В сумерках времён. Глава семь. Когда плохо спится?

Геннадий Кислицын
  Роберт Петрович, конечно, переговорил с Николаем Саморуковым, и они решили на антресолях, там, где в мешках лежал сахар, поставить дополнительную — скрытую камеру. Она включалась не с пульта охраны, а из кабинета самого Смита, и только ночью. Её обслуживали “гражданские” — в них Николай был уверен, а, вот, омоновцы… И каждый вечер, уходя с работы домой, он отводил “своих” в сторону, распекал их, говорил,  нужно увеличить бдительность, нужно более серьёзно относиться к работе, а не  “шаля–валяй, и главное: “Не забудьте включить аппаратуру ночью!” Те утвердительно кивали в ответ.

  И каждый день с утра, прибыв на предприятие раньше положенного времени, пока ещё не приехало начальство,  он проходил в кабинет директора фабрики, садился за монитор, нажимал кнопки и просматривал в быстром режиме  запись. И каждый раз он надеялся увидеть, хоть что то вскрывающее кражу,  но на экране  по-прежнему кроме большого количества мешков, напоминающих белые волны на море, никого не было видно. Срок, о котором говорил Смит, подходил к концу, а вор так и не был найден.

  В субботу  заступила смена Григория Давыдова и Андрея Вотинцева.  День прошёл спокойно и скучно, то есть без выпивок и застолий, как того требовал выходной, так как в ночь на работу выходил сам Василий Николаевич Зуев.  Веня — Вениамин Владимирович Беспалов — главный юморист охраны выдавал замуж свою дочь и прийти не мог, его заменил сам капитан. Поэтому нужно было быть трезвым, спокойным и предаваться, по возможности, служебным делам. Вообще, в последнее время Зуев постоянно кого нибудь подменял, говорил, нужны деньги на постройку новой квартиры, ему шли навстречу.

 Василий Николаевич приехал  в девять часов вечера (почти во время), поставил машину под окном, загораживая ею прекрасный пейзаж заходящего солнца — ничего более противоправного он не сделал. Охрана в это время смотрела фильм про войну. Василий Николаевич вошёл в  “сторожку”, поздоровался без рукопожатий, сел на диван и тоже стал смотреть кино.
 — Кто хочет спать, может идти, — сказал он, когда часы начали показывать половину десятого.

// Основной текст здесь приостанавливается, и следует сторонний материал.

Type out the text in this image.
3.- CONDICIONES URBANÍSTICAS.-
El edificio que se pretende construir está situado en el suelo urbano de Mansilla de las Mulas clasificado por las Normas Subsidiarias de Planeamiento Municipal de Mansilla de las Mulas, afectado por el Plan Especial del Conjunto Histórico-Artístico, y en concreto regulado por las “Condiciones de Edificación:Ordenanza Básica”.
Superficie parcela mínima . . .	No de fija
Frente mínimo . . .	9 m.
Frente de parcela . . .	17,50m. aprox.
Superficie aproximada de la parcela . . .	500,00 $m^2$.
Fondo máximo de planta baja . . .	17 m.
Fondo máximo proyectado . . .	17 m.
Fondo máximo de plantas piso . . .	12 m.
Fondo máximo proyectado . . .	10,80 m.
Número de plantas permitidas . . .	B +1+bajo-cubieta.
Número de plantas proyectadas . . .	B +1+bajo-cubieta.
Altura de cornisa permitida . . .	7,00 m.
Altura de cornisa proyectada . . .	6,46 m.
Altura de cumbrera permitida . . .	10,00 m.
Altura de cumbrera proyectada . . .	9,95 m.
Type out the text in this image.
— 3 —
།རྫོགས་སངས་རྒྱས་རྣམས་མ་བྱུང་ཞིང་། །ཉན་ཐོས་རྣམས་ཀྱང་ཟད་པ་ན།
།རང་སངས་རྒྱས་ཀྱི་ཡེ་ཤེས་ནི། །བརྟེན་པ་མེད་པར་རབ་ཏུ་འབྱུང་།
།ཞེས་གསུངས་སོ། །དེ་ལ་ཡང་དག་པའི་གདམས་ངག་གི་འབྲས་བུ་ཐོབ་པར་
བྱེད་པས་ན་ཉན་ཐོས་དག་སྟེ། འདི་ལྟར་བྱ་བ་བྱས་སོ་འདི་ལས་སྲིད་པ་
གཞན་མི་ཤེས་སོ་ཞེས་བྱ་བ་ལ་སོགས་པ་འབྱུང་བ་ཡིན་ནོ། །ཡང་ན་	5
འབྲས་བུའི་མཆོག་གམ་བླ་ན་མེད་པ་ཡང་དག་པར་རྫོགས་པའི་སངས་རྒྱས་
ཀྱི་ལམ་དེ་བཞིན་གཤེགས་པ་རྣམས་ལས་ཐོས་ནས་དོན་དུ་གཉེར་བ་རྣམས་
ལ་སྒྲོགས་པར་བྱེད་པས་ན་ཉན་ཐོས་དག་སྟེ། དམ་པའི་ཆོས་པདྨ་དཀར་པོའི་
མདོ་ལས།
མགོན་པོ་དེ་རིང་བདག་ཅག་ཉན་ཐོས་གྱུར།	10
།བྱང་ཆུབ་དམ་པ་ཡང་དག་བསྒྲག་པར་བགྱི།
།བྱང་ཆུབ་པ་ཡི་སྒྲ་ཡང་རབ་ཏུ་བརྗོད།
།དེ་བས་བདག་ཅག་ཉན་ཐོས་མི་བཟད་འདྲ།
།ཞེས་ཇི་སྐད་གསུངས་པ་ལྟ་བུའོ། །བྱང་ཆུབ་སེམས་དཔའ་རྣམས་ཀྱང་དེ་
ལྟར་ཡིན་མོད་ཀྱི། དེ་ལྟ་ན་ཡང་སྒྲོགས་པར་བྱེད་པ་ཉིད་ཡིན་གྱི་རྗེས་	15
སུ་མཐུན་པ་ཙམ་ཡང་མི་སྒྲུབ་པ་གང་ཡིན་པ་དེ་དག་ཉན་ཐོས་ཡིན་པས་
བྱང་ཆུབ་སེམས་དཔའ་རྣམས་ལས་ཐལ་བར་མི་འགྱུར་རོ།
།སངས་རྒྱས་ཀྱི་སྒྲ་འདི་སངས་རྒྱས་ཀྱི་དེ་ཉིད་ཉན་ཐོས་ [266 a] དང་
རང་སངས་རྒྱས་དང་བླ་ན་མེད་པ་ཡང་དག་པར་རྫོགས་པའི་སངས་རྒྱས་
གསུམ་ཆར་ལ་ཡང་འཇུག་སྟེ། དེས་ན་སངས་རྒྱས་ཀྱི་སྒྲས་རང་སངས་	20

  Ненавязчивые предложения капитана имели форму приказа, это понимали все. Но в такое время не спали даже младенцы! Присутствующие переглянулись, в том числе и майор Стас Михайлович Кононенко — “милицейская косточка”. (Майор Стас Михайлович Кононенко здесь — на фабрике  подчинялся капитану! Странное было время — всё  поставлено с ног на голову.) Василий Николаевич не обратил внимания на замешательство подчинённых. Он встал с дивана, подошёл к окну, где на широком подоконнике стоял чёрный шкаф, и где у него лежали спальные принадлежности, открыл дверку и стал доставать подушку, одеяло. Его вид говорил: мнение окружающих его не интересует, и пускай, те хоть треснут, он будет ложиться, и попробуйте ему помешать.

  Настроение было испорчено, но делать было нечего: Стас Михайлович остался “в сторожке” караулить безмятежный сон начальника, а Андрей с Григорием вышли на крыльцо.
  — Спать ещё рано, пойдём, погуляем, — предложил Давыдов.
  — Пошли, — ответил другой.
  И они ушли.

  Стояли последние дни сентября. Природа отдыхала после жаркого лета, и  прозрачная благодать разливалась в чистом, свежем воздухе. Солнце садилось за дальними деревьями, оно посылало последние, прощальные лучи.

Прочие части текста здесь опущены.